Stime leggermente più incoraggianti quelle di UPA (Utenti Pubblicità Associati) per quanto riguarda il calo del mercato pubblicitario nel 2020. L’associazione che raggruppa i principali investitori in pubblicità prevede un -17% per l’anno in corso, un numero più rassicurante di quelli presentati nelle scorse settimane (-18% di raccolta pubblicitaria 2020 rispetto al 2019 previsto dal Politecnico di Milano, e -17/-20% stimata da Group M).

I dati emergono dalla tradizionale survey effettuata tra gli associati UPA effettuata in queste ultime settimane e il Presidente Lorenzo Sassoli de Bianchi precisa che la previsione “riguarda soprattutto il settore del largo consumo (alimentari, bevande, cura della casa, cura della persona), mentre per i beni durevoli (ad eccezione dell’auto) e i servizi (ad eccezione dell’industria alberghiera) le previsioni potrebbero essere migliori di circa un punto”.

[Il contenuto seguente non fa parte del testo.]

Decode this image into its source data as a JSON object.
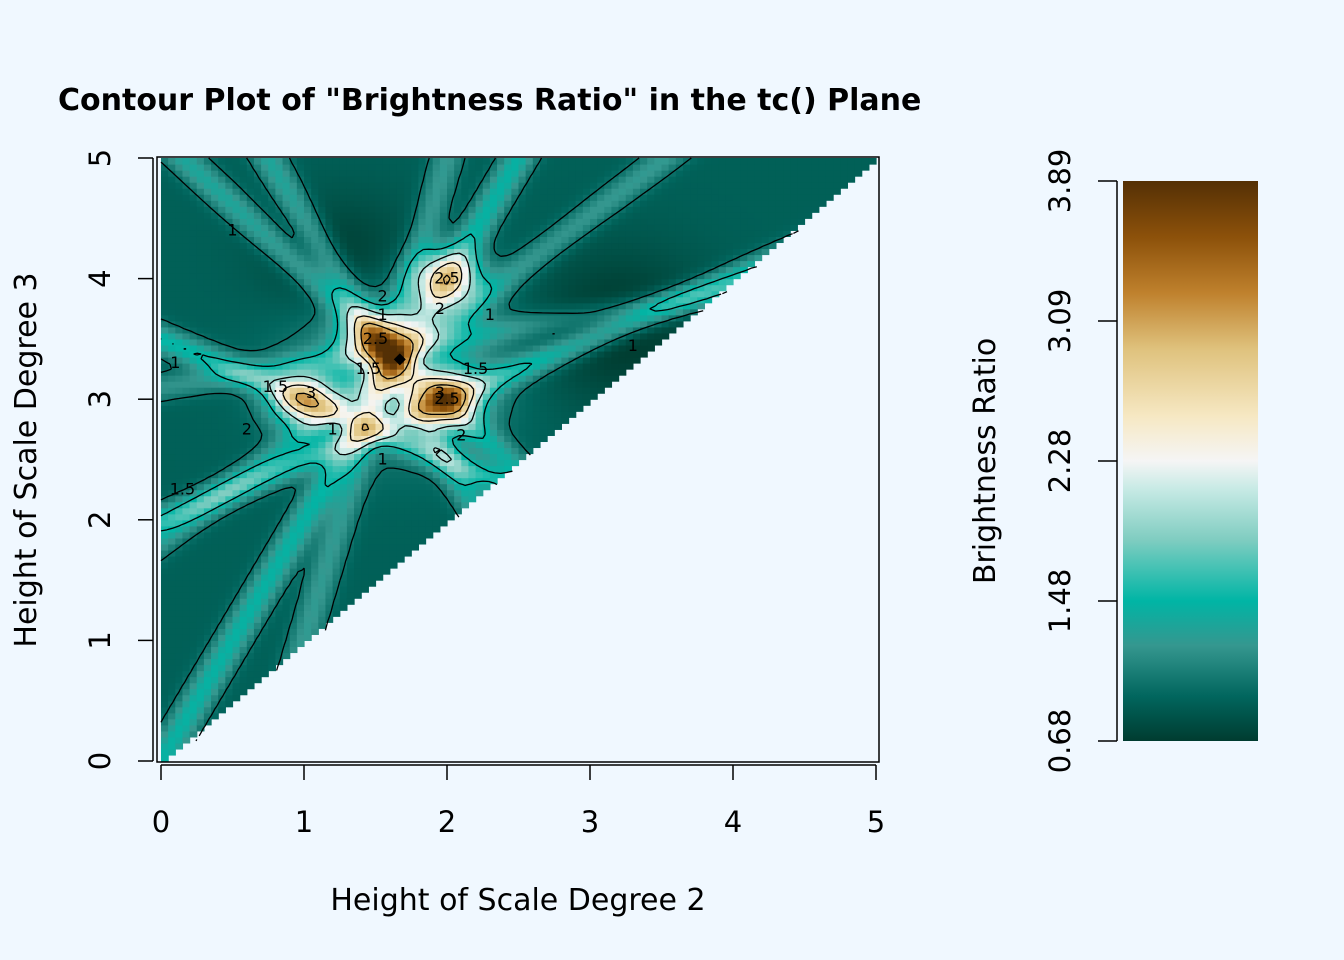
{
  "chart_data": {
    "type": "heatmap",
    "subtype": "filled-contour",
    "title": "Contour Plot of \"Brightness Ratio\" in the tc() Plane",
    "xlabel": "Height of Scale Degree 2",
    "ylabel": "Height of Scale Degree 3",
    "xlim": [
      0,
      5
    ],
    "ylim": [
      0,
      5
    ],
    "x_ticks": [
      "0",
      "1",
      "2",
      "3",
      "4",
      "5"
    ],
    "y_ticks": [
      "0",
      "1",
      "2",
      "3",
      "4",
      "5"
    ],
    "domain": "upper-triangle (y >= x)",
    "colorbar": {
      "label": "Brightness Ratio",
      "ticks": [
        "0.68",
        "1.48",
        "2.28",
        "3.09",
        "3.89"
      ],
      "range": [
        0.68,
        3.89
      ],
      "colors": [
        "#003c30",
        "#01665e",
        "#35978f",
        "#00b5a5",
        "#80cdc1",
        "#c7eae5",
        "#f5f5f5",
        "#f6e8c3",
        "#dfc27d",
        "#bf812d",
        "#8c510a",
        "#543005"
      ]
    },
    "contour_levels": [
      1,
      1.5,
      2,
      2.5,
      3
    ],
    "contour_labels": [
      "1",
      "1",
      "1",
      "1",
      "1",
      "1",
      "1",
      "1.5",
      "1.5",
      "1.5",
      "1.5",
      "2",
      "2",
      "2",
      "2",
      "3",
      "3",
      "2.5",
      "2.5",
      "2.5"
    ],
    "marker_point": {
      "x": 1.67,
      "y": 3.33
    },
    "peaks": [
      {
        "x": 1.0,
        "y": 3.0,
        "value": 2.9
      },
      {
        "x": 2.0,
        "y": 3.0,
        "value": 3.1
      },
      {
        "x": 2.0,
        "y": 4.0,
        "value": 2.9
      },
      {
        "x": 1.5,
        "y": 3.5,
        "value": 2.8
      }
    ]
  }
}
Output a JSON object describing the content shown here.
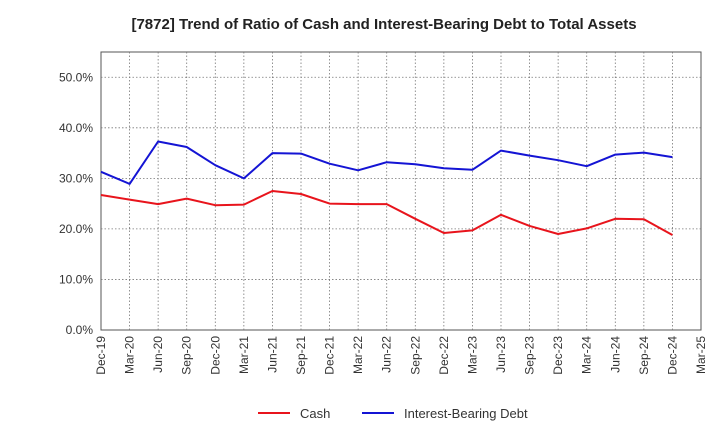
{
  "chart_data": {
    "type": "line",
    "title": "[7872]  Trend of Ratio of Cash and Interest-Bearing Debt to Total Assets",
    "xlabel": "",
    "ylabel": "",
    "ylim": [
      0,
      55
    ],
    "y_ticks": [
      "0.0%",
      "10.0%",
      "20.0%",
      "30.0%",
      "40.0%",
      "50.0%"
    ],
    "y_tick_values": [
      0,
      10,
      20,
      30,
      40,
      50
    ],
    "categories": [
      "Dec-19",
      "Mar-20",
      "Jun-20",
      "Sep-20",
      "Dec-20",
      "Mar-21",
      "Jun-21",
      "Sep-21",
      "Dec-21",
      "Mar-22",
      "Jun-22",
      "Sep-22",
      "Dec-22",
      "Mar-23",
      "Jun-23",
      "Sep-23",
      "Dec-23",
      "Mar-24",
      "Jun-24",
      "Sep-24",
      "Dec-24",
      "Mar-25"
    ],
    "grid": true,
    "legend_position": "bottom",
    "series": [
      {
        "name": "Cash",
        "color": "#e8141c",
        "values": [
          26.7,
          25.8,
          24.9,
          26.0,
          24.7,
          24.8,
          27.5,
          26.9,
          25.0,
          24.9,
          24.9,
          22.0,
          19.2,
          19.7,
          22.8,
          20.6,
          19.0,
          20.1,
          22.0,
          21.9,
          18.8,
          null
        ]
      },
      {
        "name": "Interest-Bearing Debt",
        "color": "#1414d4",
        "values": [
          31.3,
          28.9,
          37.3,
          36.2,
          32.6,
          30.0,
          35.0,
          34.9,
          32.9,
          31.6,
          33.2,
          32.8,
          32.0,
          31.7,
          35.5,
          34.5,
          33.6,
          32.4,
          34.7,
          35.1,
          34.2,
          null
        ]
      }
    ]
  }
}
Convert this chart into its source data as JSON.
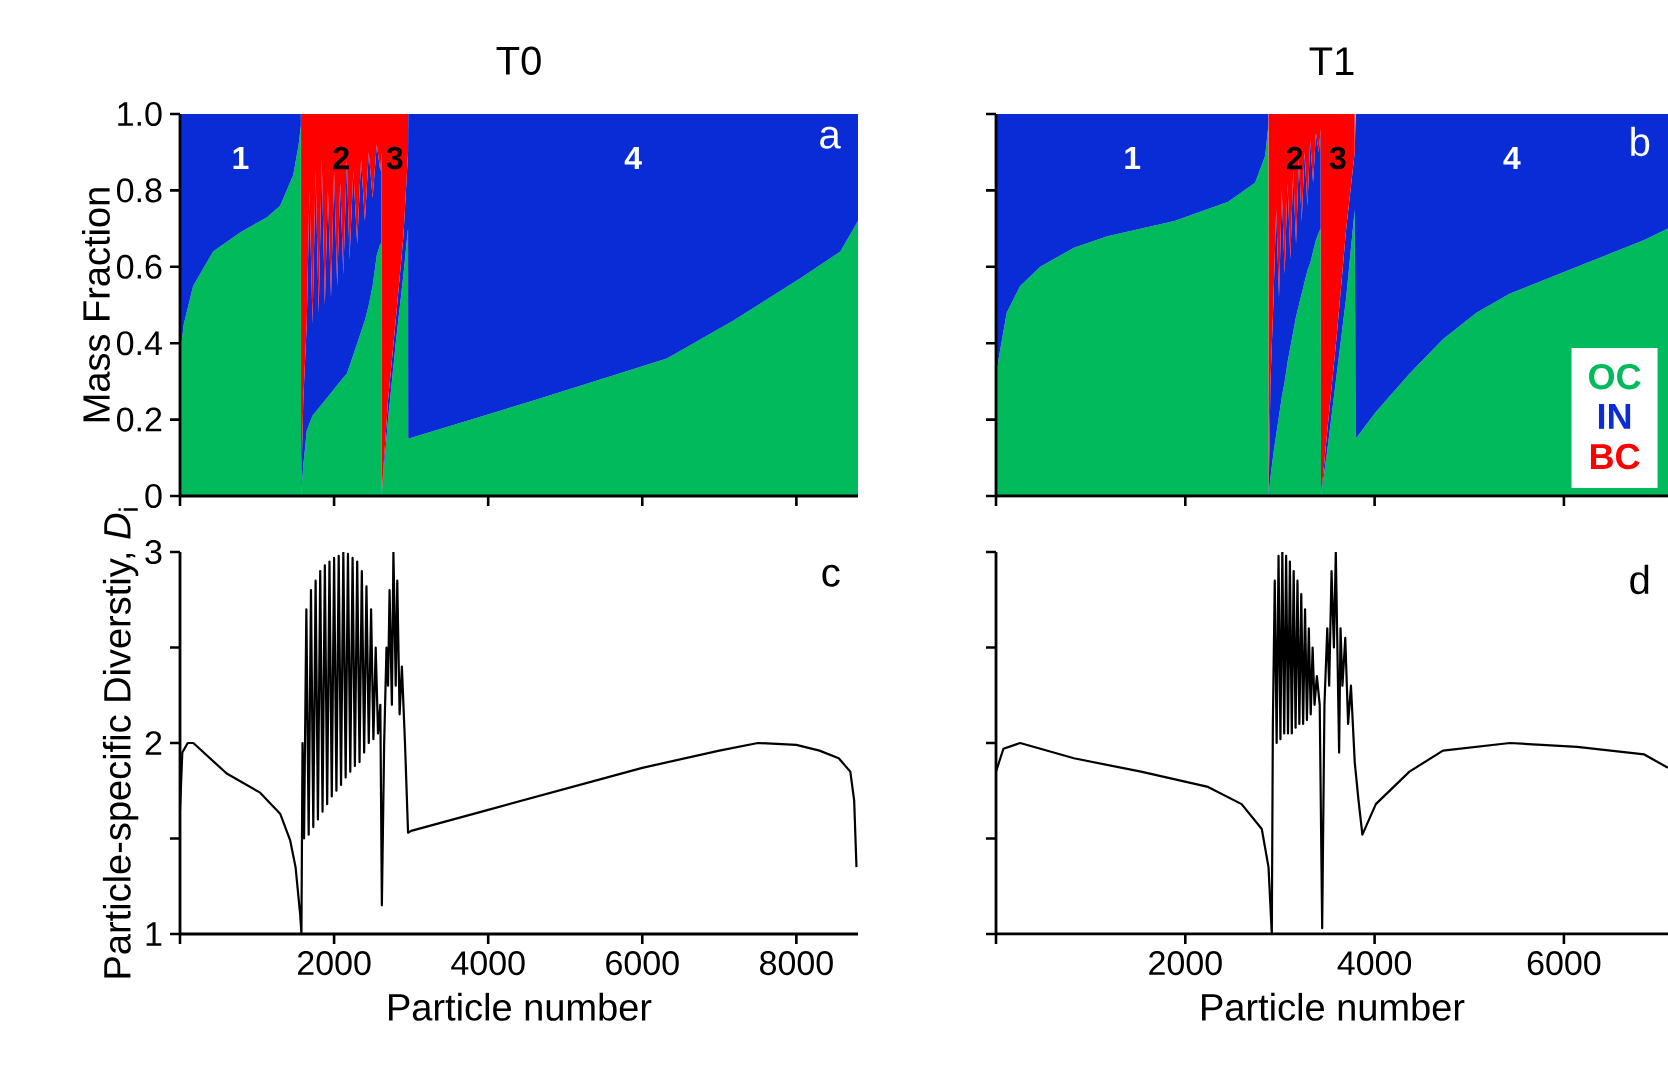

“Gli effetti dell’emergenza sanitaria hanno inciso pesantemente nei due mesi del lockdown, mentre già da maggio assistiamo a una progressiva ripresa che dovrebbe portare a una chiusura d’anno tutto sommato meno negativa delle attese”, continua il Presidente UPA.  Secondo l’associazione, inoltre, la contrazione degli investimenti pubblicitari riguarderà soprattutto “i grandi investitori (che investono oltre 80 milioni l’anno) e i piccoli (che investono fino a 5 milioni l’anno), mentre i medi e medio grandi (40-80 milioni l’anno) ridurranno i loro investimenti in comunicazione in misura inferiore”.

Sicuramente dopo i crolli immensi dei mesi di marzo, ma soprattutto di aprile, serviranno decisi cambi di marcia per arrivare a una media annua del -17%. 

Anche a livello mondiale le cose non vanno poi tanto meglio: da qualche settimana è partito un movimento di protesta contro Facebook e i social media in generale, causa incitamento all’odio e fake news, che sta portando tantissimi colossi a ritirare i loro budget di comunicazione su Facebook, Instagram, YouTube o Twitter. Moltissime grandi aziende (come Patagonia, North Face, Adidas, i brand del gruppo Unilever, Levi’s, Starbucks, Pfizer, Coca-Cola, Verizon, Honda, Ford, Adidas, Puma, Hp, Diageo, Clorox, Conagra e Microsoft e altre) hanno deciso di non pianificare la loro pubblicità sui social media e molto probabilmente faranno solo dei tagli lineari ai loro investimenti in comunicazione.